The Ultimate Evil
- Author: Wally K. Daly
- Series: Doctor Who book: Doctor Who Missing Episodes
- Release number: 2
- Subject: Featuring: Sixth Doctor Peri
- Set in: Period between Revelation of the Daleks and The Mysterious Planet
- Publisher: Target Books
- Publication date: August 1989
- ISBN: 0-426-20338-0
- Preceded by: The Nightmare Fair The Chase
- Followed by: Mission to Magnus Mission to the Unknown

= The Ultimate Evil =

1989 Doctor Who novel by Wally K. Daly

The Ultimate Evil is the second in a series of novelisations, based on a number of cancelled scripts from the 1986 season of the television series Doctor Who. It was written by Wally K. Daly. It was first published by Target Books in 1989 as the second volume of its Missing Episodes series.

==Synopsis==
The Sixth Doctor's TARDIS is working perfectly, leaving him with nothing to do. When Peri suggests a holiday, the Doctor decides to visit the peaceful country of Tranquela. But an evil arms dealer, the Dwarf Mordant has been busy fomenting hatred there, so they will break a truce with their enemy, the people of the continent of Ameliora.
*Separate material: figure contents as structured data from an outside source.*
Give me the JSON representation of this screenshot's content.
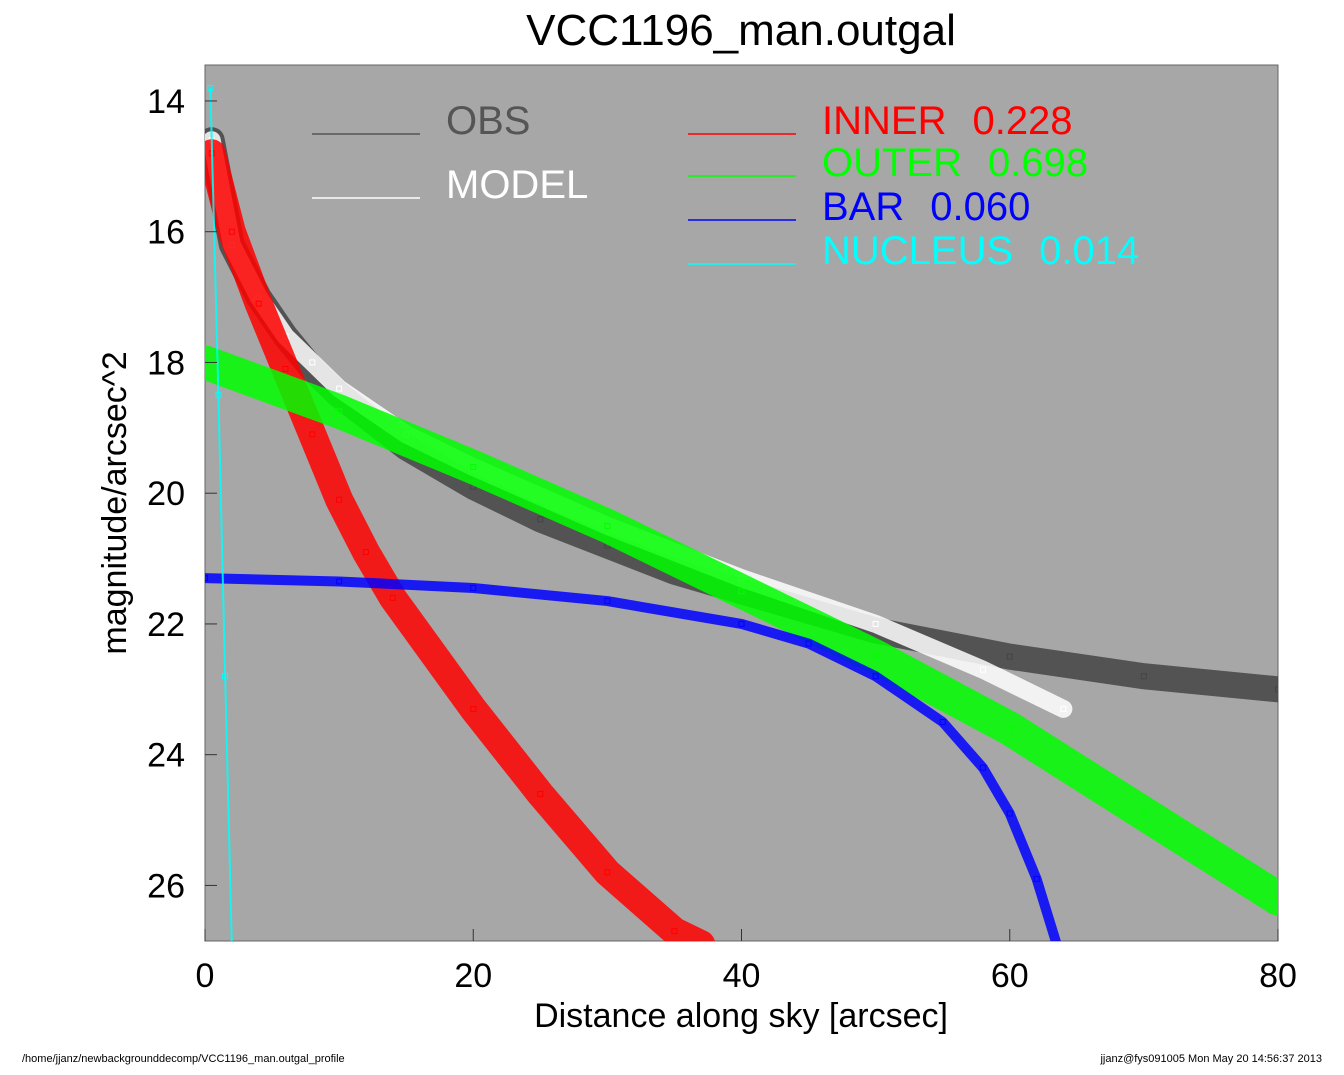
{
  "chart_data": {
    "type": "scatter",
    "title": "VCC1196_man.outgal",
    "xlabel": "Distance along sky [arcsec]",
    "ylabel": "magnitude/arcsec^2",
    "xlim": [
      0,
      80
    ],
    "ylim": [
      26.85,
      13.45
    ],
    "y_inverted": true,
    "x_ticks": [
      0,
      20,
      40,
      60,
      80
    ],
    "y_ticks": [
      14,
      16,
      18,
      20,
      22,
      24,
      26
    ],
    "plot_background": "#a7a7a7",
    "legend": [
      {
        "label": "OBS",
        "value": "",
        "color": "#555555"
      },
      {
        "label": "MODEL",
        "value": "",
        "color": "#ffffff"
      },
      {
        "label": "INNER",
        "value": "0.228",
        "color": "#ff0000"
      },
      {
        "label": "OUTER",
        "value": "0.698",
        "color": "#00ff00"
      },
      {
        "label": "BAR",
        "value": "0.060",
        "color": "#0000ff"
      },
      {
        "label": "NUCLEUS",
        "value": "0.014",
        "color": "#00ffff"
      }
    ],
    "series": [
      {
        "name": "OBS",
        "color": "#444444",
        "x": [
          0.5,
          2,
          4,
          6,
          8,
          10,
          15,
          20,
          25,
          30,
          35,
          40,
          50,
          60,
          70,
          80
        ],
        "y": [
          14.6,
          16.2,
          17.0,
          17.6,
          18.1,
          18.5,
          19.3,
          19.9,
          20.4,
          20.8,
          21.2,
          21.5,
          22.1,
          22.5,
          22.8,
          23.0
        ]
      },
      {
        "name": "MODEL",
        "color": "#ffffff",
        "x": [
          0.5,
          2,
          4,
          6,
          8,
          10,
          15,
          20,
          30,
          40,
          50,
          58,
          64
        ],
        "y": [
          14.6,
          16.2,
          17.0,
          17.6,
          18.0,
          18.4,
          19.1,
          19.6,
          20.5,
          21.3,
          22.0,
          22.7,
          23.3
        ]
      },
      {
        "name": "INNER",
        "color": "#ff0000",
        "x": [
          0.5,
          2,
          4,
          6,
          8,
          10,
          12,
          14,
          20,
          25,
          30,
          35,
          37
        ],
        "y": [
          14.8,
          16.0,
          17.1,
          18.1,
          19.1,
          20.1,
          20.9,
          21.6,
          23.3,
          24.6,
          25.8,
          26.7,
          26.9
        ]
      },
      {
        "name": "OUTER",
        "color": "#00ff00",
        "x": [
          0,
          10,
          20,
          30,
          40,
          50,
          60,
          70,
          80
        ],
        "y": [
          18.0,
          18.75,
          19.6,
          20.5,
          21.5,
          22.5,
          23.6,
          24.9,
          26.2
        ]
      },
      {
        "name": "BAR",
        "color": "#0000ff",
        "x": [
          0,
          10,
          20,
          30,
          40,
          45,
          50,
          55,
          58,
          60,
          62,
          63.5
        ],
        "y": [
          21.3,
          21.35,
          21.45,
          21.65,
          22.0,
          22.3,
          22.8,
          23.5,
          24.2,
          24.9,
          25.9,
          26.9
        ]
      },
      {
        "name": "NUCLEUS",
        "color": "#00ffff",
        "x": [
          0.4,
          1.0,
          1.5,
          2.0
        ],
        "y": [
          13.8,
          18.5,
          22.8,
          26.9
        ]
      }
    ]
  },
  "footer": {
    "left": "/home/jjanz/newbackgrounddecomp/VCC1196_man.outgal_profile",
    "right": "jjanz@fys091005  Mon May 20 14:56:37 2013"
  }
}
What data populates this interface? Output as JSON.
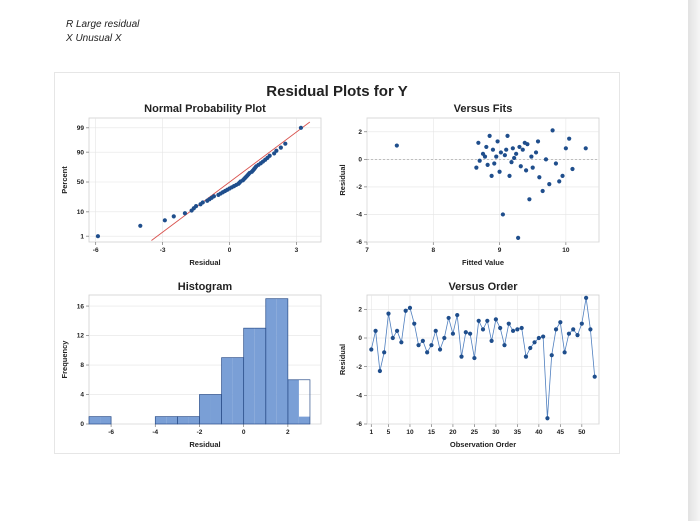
{
  "notes": {
    "line1": "R  Large residual",
    "line2": "X  Unusual X"
  },
  "figure_title": "Residual Plots for Y",
  "colors": {
    "point": "#1f4e8c",
    "fitline": "#d9534f",
    "bar": "#7a9fd6",
    "bar_edge": "#2c4f8a",
    "grid": "#e5e5e5"
  },
  "chart_data": [
    {
      "type": "scatter",
      "title": "Normal Probability Plot",
      "xlabel": "Residual",
      "ylabel": "Percent",
      "xlim": [
        -6.3,
        4.1
      ],
      "x_ticks": [
        "-6",
        "-3",
        "0",
        "3"
      ],
      "y_ticks": [
        "1",
        "10",
        "50",
        "90",
        "99"
      ],
      "y_scale": "normal-probability",
      "grid": true,
      "fit_line": {
        "x": [
          -3.5,
          3.6
        ],
        "percent": [
          0.6,
          99.5
        ]
      },
      "x": [
        -5.9,
        -4.0,
        -2.9,
        -2.5,
        -2.0,
        -1.7,
        -1.6,
        -1.5,
        -1.3,
        -1.2,
        -1.0,
        -0.9,
        -0.8,
        -0.7,
        -0.5,
        -0.4,
        -0.3,
        -0.2,
        -0.1,
        0.0,
        0.1,
        0.2,
        0.3,
        0.4,
        0.45,
        0.5,
        0.6,
        0.65,
        0.7,
        0.75,
        0.8,
        0.85,
        0.9,
        1.0,
        1.05,
        1.1,
        1.15,
        1.2,
        1.3,
        1.4,
        1.5,
        1.6,
        1.7,
        1.8,
        2.0,
        2.1,
        2.3,
        2.5,
        3.2
      ],
      "percent": [
        1.0,
        3.0,
        5.0,
        7.0,
        9.0,
        11.0,
        13.0,
        15.0,
        17.0,
        19.0,
        21.0,
        23.0,
        25.0,
        27.0,
        29.0,
        31.0,
        33.0,
        35.0,
        37.0,
        39.0,
        41.0,
        43.0,
        45.0,
        47.0,
        49.0,
        51.0,
        53.0,
        55.0,
        57.0,
        59.0,
        61.0,
        63.0,
        65.0,
        67.0,
        69.0,
        71.0,
        73.0,
        75.0,
        77.0,
        79.0,
        81.0,
        83.0,
        85.0,
        87.0,
        89.0,
        91.0,
        93.0,
        95.0,
        99.0
      ]
    },
    {
      "type": "scatter",
      "title": "Versus Fits",
      "xlabel": "Fitted Value",
      "ylabel": "Residual",
      "xlim": [
        7,
        10.5
      ],
      "ylim": [
        -6,
        3
      ],
      "x_ticks": [
        "7",
        "8",
        "9",
        "10"
      ],
      "y_ticks": [
        "-6",
        "-4",
        "-2",
        "0",
        "2"
      ],
      "reference_line": 0,
      "grid": true,
      "x": [
        7.45,
        8.65,
        8.68,
        8.7,
        8.75,
        8.78,
        8.8,
        8.82,
        8.85,
        8.88,
        8.9,
        8.92,
        8.95,
        8.97,
        9.0,
        9.02,
        9.05,
        9.08,
        9.1,
        9.12,
        9.15,
        9.18,
        9.2,
        9.22,
        9.25,
        9.28,
        9.3,
        9.32,
        9.35,
        9.38,
        9.4,
        9.42,
        9.45,
        9.48,
        9.5,
        9.55,
        9.58,
        9.6,
        9.65,
        9.7,
        9.75,
        9.8,
        9.85,
        9.9,
        9.95,
        10.0,
        10.05,
        10.1,
        10.3
      ],
      "y": [
        1.0,
        -0.6,
        1.2,
        -0.1,
        0.4,
        0.2,
        0.9,
        -0.4,
        1.7,
        -1.2,
        0.7,
        -0.3,
        0.2,
        1.3,
        -0.9,
        0.5,
        -4.0,
        0.3,
        0.7,
        1.7,
        -1.2,
        -0.2,
        0.8,
        0.1,
        0.4,
        -5.7,
        0.9,
        -0.5,
        0.7,
        1.2,
        -0.8,
        1.1,
        -2.9,
        0.2,
        -0.6,
        0.5,
        1.3,
        -1.3,
        -2.3,
        0.0,
        -1.8,
        2.1,
        -0.3,
        -1.6,
        -1.2,
        0.8,
        1.5,
        -0.7,
        0.8
      ]
    },
    {
      "type": "bar",
      "title": "Histogram",
      "xlabel": "Residual",
      "ylabel": "Frequency",
      "xlim": [
        -7,
        3.5
      ],
      "ylim": [
        0,
        17.5
      ],
      "x_ticks": [
        "-6",
        "-4",
        "-2",
        "0",
        "2"
      ],
      "y_ticks": [
        "0",
        "4",
        "8",
        "12",
        "16"
      ],
      "bin_edges": [
        -7,
        -6.5,
        -6,
        -5.5,
        -5,
        -4.5,
        -4,
        -3.5,
        -3,
        -2.5,
        -2,
        -1.5,
        -1,
        -0.5,
        0,
        0.5,
        1,
        1.5,
        2,
        2.5,
        3
      ],
      "values": [
        1,
        1,
        0,
        0,
        0,
        0,
        1,
        1,
        1,
        1,
        4,
        4,
        9,
        9,
        13,
        13,
        17,
        17,
        6,
        1
      ]
    },
    {
      "type": "line",
      "title": "Versus Order",
      "xlabel": "Observation Order",
      "ylabel": "Residual",
      "xlim": [
        0,
        54
      ],
      "ylim": [
        -6,
        3
      ],
      "x_ticks": [
        "1",
        "5",
        "10",
        "15",
        "20",
        "25",
        "30",
        "35",
        "40",
        "45",
        "50"
      ],
      "y_ticks": [
        "-6",
        "-4",
        "-2",
        "0",
        "2"
      ],
      "markers": true,
      "x": [
        1,
        2,
        3,
        4,
        5,
        6,
        7,
        8,
        9,
        10,
        11,
        12,
        13,
        14,
        15,
        16,
        17,
        18,
        19,
        20,
        21,
        22,
        23,
        24,
        25,
        26,
        27,
        28,
        29,
        30,
        31,
        32,
        33,
        34,
        35,
        36,
        37,
        38,
        39,
        40,
        41,
        42,
        43,
        44,
        45,
        46,
        47,
        48,
        49,
        50,
        51,
        52,
        53
      ],
      "y": [
        -0.8,
        0.5,
        -2.3,
        -1.0,
        1.7,
        0.0,
        0.5,
        -0.3,
        1.9,
        2.1,
        1.0,
        -0.5,
        -0.2,
        -1.0,
        -0.5,
        0.5,
        -0.8,
        0.0,
        1.4,
        0.3,
        1.6,
        -1.3,
        0.4,
        0.3,
        -1.4,
        1.2,
        0.6,
        1.2,
        -0.2,
        1.3,
        0.7,
        -0.5,
        1.0,
        0.5,
        0.6,
        0.7,
        -1.3,
        -0.7,
        -0.3,
        0.0,
        0.1,
        -5.6,
        -1.2,
        0.6,
        1.1,
        -1.0,
        0.3,
        0.6,
        0.2,
        1.0,
        2.8,
        0.6,
        -2.7
      ]
    }
  ]
}
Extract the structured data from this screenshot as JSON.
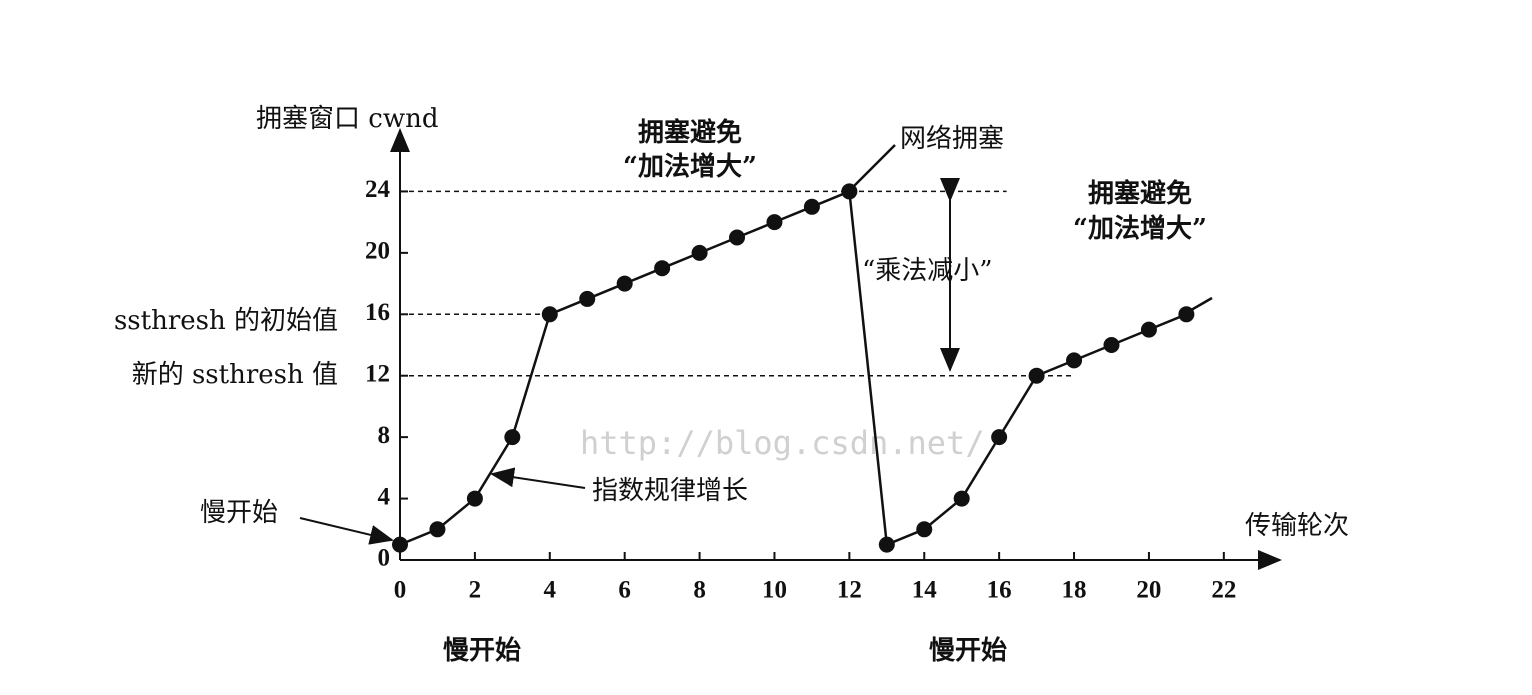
{
  "chart_data": {
    "type": "line",
    "y_label": "拥塞窗口 cwnd",
    "x_label": "传输轮次",
    "x": [
      0,
      1,
      2,
      3,
      4,
      5,
      6,
      7,
      8,
      9,
      10,
      11,
      12,
      13,
      14,
      15,
      16,
      17,
      18,
      19,
      20,
      21
    ],
    "series": [
      {
        "name": "cwnd",
        "color": "#111111",
        "values": [
          1,
          2,
          4,
          8,
          16,
          17,
          18,
          19,
          20,
          21,
          22,
          23,
          24,
          1,
          2,
          4,
          8,
          12,
          13,
          14,
          15,
          16
        ]
      }
    ],
    "xlim": [
      0,
      23.5
    ],
    "ylim": [
      0,
      28
    ],
    "xticks": [
      0,
      2,
      4,
      6,
      8,
      10,
      12,
      14,
      16,
      18,
      20,
      22
    ],
    "yticks": [
      0,
      4,
      8,
      12,
      16,
      20,
      24
    ],
    "hlines": [
      {
        "y": 24,
        "xmax": 16.2
      },
      {
        "y": 16,
        "xmax": 4
      },
      {
        "y": 12,
        "xmax": 18
      }
    ],
    "annotations": [
      "ssthresh 的初始值",
      "新的 ssthresh 值",
      "慢开始",
      "指数规律增长",
      "拥塞避免",
      "“加法增大”",
      "网络拥塞",
      "“乘法减小”",
      "拥塞避免",
      "“加法增大”",
      "慢开始",
      "慢开始",
      "http://blog.csdn.net/"
    ]
  }
}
But when even the Doctor becomes affected, can anything stop Mordant's plans?

==Background==
It was announced in 1985 that Michael Grade, controller of BBC1, had cancelled a number of long-running programmes in order to help fund the launch of a new soap opera named EastEnders. Of the many programmes that were cancelled, Doctor Who was the most high-profile. A campaign was quickly launched by the national press to see about its return and Grade very quickly confirmed that Doctor Who would be returning in 1986.

Several stories had already been in the planning stages for Season 23 of Doctor Who, three of which were in the middle of being scripted when the announcement was made. The Ultimate Evil was to be directed by Fiona Cumming.

In 1988, Target Books, which had been successfully publishing novelisations of Doctor Who stories for many years, saw itself quickly running out of available televised material (although a number of serials remained unadapted, most of these were off-limits due to licensing problems). While negotiations went forward with the BBC for the publication of all new adventures, the decision was made to resurrect three of the cancelled scripts and publish them in book form. The writers of all three were approached, and all were signed on to write the novels.

==Intended Transmission ==
The Ultimate Evil Part One was to be transmitted on 18 January 1986. Part Two was to have been broadcast on 25 January 1986.

==Audio adaptation==
In 2009 Daly was approached by Big Finish Productions to write an audio adaptation for their Lost Stories range. However, they were unable to come to a suitable agreement. Daly had already recorded an audiobook for a fund-raising exercise between the RNIB and Rotary International. Big Finish eventually did come to terms with Daly and his audio adaptation was released in November 2019.